Anthony Doerr, Wolkenkuckucksland
erschienen bei C.H.Beck
Mit „Wolkenkuckucksland“, einem herausragenden Schmöker dieses Leseherbsts, hat Anthony Doerr ein faszinierendes und fesselndes Buch geschrieben, dessen vielschichtiger Inhalt kaum kurz zusammenzufassen ist. Die Handlung ist in mehrere Erzählstränge aufgeteilt, die sich über einen geschickten Kniff des Autors miteinander verbinden:
Die dreizehnjährige Anna arbeitet im Konstantinopel des Jahres 1453 als Stickerin für den strengen Kalaphates. Die Sarazenen stehen vor den Toren Konstantinopels und Anna ist nur allzu klar, dass die alten Mauern der Stadt dem Heer des Sultans nicht standhalten können.
An einem schicksalhaften Abend im 21. Jahrhundert treffen in Lakeport, Idaho der Rentner Zeno und der etwa sechzehnjährige Seymour aufeinander. Während Zeno im Oberstock der Stadtbibliothek mit einer Kindergruppe ein Theaterstück probt, platziert Seymour im Erdgeschoss eine Bombe.
Seit mehr als sechzig Jahren ist das Raumschiff Argos schon unterwegs, um auf einem erdähnlichen Planeten eine neue menschliche Zivilisation zu begründen. Die Erde ist mittlerweile nahezu unbewohnbar geworden und die Argos trägt, gebündelt in einer selbständigen künstlichen Intelligenz, eine Art kulturelles und biologisches Gedächtnis in die Zukunft. Durch eine tragische Entwicklung ist die fünfzehnjährige Konstance die scheinbar letzte Überlebende der Besatzung und allein mit ihrer Verzweiflung – und dem Wissensschatz.

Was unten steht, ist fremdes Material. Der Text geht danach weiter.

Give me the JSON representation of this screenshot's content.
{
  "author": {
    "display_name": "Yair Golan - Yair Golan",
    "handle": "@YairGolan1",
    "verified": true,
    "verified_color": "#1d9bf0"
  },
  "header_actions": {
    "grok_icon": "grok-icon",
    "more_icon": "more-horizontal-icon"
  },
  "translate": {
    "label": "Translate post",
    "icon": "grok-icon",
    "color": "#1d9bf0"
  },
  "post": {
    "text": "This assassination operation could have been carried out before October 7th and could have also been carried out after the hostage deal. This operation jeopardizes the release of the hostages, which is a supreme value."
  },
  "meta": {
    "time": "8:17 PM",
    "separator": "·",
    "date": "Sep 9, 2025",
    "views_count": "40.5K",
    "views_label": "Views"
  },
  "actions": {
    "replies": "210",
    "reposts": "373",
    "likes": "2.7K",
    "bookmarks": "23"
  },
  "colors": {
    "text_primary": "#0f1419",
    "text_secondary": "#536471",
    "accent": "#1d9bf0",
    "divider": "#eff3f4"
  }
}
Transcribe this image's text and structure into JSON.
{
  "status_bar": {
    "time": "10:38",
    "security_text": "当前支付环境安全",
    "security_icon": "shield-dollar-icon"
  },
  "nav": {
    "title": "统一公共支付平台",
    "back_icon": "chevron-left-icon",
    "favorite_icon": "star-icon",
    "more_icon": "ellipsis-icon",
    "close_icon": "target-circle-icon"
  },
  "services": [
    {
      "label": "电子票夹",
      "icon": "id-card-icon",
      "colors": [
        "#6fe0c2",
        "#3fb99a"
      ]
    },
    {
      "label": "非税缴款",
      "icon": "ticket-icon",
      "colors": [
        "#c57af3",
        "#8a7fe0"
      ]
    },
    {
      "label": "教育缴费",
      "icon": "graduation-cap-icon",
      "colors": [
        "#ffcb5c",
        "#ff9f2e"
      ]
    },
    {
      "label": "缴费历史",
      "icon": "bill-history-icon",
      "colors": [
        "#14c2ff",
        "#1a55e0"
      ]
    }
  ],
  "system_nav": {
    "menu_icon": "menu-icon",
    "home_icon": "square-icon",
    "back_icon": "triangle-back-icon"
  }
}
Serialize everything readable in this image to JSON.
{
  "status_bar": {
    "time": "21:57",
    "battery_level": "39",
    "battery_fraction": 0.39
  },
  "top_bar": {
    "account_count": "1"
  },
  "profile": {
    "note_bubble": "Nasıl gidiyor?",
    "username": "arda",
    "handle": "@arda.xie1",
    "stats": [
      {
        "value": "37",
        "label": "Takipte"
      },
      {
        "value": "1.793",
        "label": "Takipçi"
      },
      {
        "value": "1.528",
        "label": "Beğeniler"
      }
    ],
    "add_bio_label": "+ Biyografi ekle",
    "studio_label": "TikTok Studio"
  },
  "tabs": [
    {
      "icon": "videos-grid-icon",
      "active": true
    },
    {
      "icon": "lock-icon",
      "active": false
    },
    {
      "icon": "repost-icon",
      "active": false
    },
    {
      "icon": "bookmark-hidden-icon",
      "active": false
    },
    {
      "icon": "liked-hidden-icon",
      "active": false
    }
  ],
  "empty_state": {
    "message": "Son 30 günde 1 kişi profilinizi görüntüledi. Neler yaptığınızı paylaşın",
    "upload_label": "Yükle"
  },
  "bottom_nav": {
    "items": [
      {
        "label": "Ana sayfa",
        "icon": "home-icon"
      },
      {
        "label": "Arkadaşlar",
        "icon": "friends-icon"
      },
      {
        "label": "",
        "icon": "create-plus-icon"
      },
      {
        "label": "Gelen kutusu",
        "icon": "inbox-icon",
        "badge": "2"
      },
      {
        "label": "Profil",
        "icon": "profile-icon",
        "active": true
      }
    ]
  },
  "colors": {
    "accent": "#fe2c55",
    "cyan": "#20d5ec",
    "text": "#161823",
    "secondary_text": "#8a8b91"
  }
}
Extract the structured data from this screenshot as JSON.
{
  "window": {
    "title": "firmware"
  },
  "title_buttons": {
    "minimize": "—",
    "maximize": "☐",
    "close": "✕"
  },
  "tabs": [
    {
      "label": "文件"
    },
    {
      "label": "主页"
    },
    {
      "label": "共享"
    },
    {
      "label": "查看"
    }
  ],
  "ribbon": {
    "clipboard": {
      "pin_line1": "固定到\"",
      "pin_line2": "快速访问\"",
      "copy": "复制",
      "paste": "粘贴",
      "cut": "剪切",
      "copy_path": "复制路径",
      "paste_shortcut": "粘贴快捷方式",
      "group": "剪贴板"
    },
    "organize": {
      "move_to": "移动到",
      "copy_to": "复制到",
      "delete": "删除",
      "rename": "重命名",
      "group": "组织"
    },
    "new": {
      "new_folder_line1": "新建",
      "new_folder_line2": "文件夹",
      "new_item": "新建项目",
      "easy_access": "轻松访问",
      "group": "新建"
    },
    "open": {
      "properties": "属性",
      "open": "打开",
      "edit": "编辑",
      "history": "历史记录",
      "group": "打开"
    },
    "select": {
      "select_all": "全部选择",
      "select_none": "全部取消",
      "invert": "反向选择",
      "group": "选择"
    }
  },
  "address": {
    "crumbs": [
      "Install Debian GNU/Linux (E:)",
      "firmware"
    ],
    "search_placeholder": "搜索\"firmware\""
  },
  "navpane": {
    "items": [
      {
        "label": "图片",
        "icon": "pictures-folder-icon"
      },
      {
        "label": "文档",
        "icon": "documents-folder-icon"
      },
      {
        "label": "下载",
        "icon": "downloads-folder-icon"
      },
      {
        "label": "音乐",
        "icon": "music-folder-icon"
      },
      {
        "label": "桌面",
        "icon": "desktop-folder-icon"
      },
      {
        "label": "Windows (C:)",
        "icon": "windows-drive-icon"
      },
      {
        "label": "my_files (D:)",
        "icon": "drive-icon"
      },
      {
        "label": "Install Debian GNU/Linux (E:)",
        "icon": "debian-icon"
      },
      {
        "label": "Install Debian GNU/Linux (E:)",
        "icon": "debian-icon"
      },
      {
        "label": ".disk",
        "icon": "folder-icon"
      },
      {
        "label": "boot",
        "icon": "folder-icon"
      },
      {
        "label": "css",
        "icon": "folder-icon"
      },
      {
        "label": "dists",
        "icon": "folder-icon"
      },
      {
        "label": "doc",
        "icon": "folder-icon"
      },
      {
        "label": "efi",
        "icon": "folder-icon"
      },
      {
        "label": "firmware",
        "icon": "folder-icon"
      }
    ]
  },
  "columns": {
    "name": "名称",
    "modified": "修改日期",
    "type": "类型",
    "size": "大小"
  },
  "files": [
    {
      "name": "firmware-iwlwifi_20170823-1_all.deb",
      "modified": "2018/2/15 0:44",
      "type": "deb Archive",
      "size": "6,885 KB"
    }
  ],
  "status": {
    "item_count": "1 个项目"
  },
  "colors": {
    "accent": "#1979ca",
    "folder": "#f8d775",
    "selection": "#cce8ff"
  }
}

Changierend zwischen historischem Roman, sozialkritischer Gegenwartsbeschreibung und Dystopie war es sicherlich kein leichtes Unterfangen, diese Stränge miteinander zu einem Roman zu verbinden. Das gelingt Anthony Doerr doch durchgängig überzeugend: Eine Erzählung eines antiken Autors verbindet die drei Romanebenen. Antonius Diogenes Bericht über die abenteuerliche Reise des Hirten Aethon in die Wolkenstadt ist eine Schelmengeschichte, die ihrem Publikum zeigt, dass das scheinbar Unmögliche doch möglich werden kann. Die drei Protagonisten von Anthony Doerrs Roman tragen in ihrer jeweiligen Zeit dazu bei, dass die Erzählung vom Wolkenkuckucksland nicht in Vergessenheit gerät und ihre hoffnungsspendende Botschaft weiter tragen kann. „Wolkenkuckucksland“ ist ein abwechslungsreiches Leseerlebnis für alle ab 14 Jahren.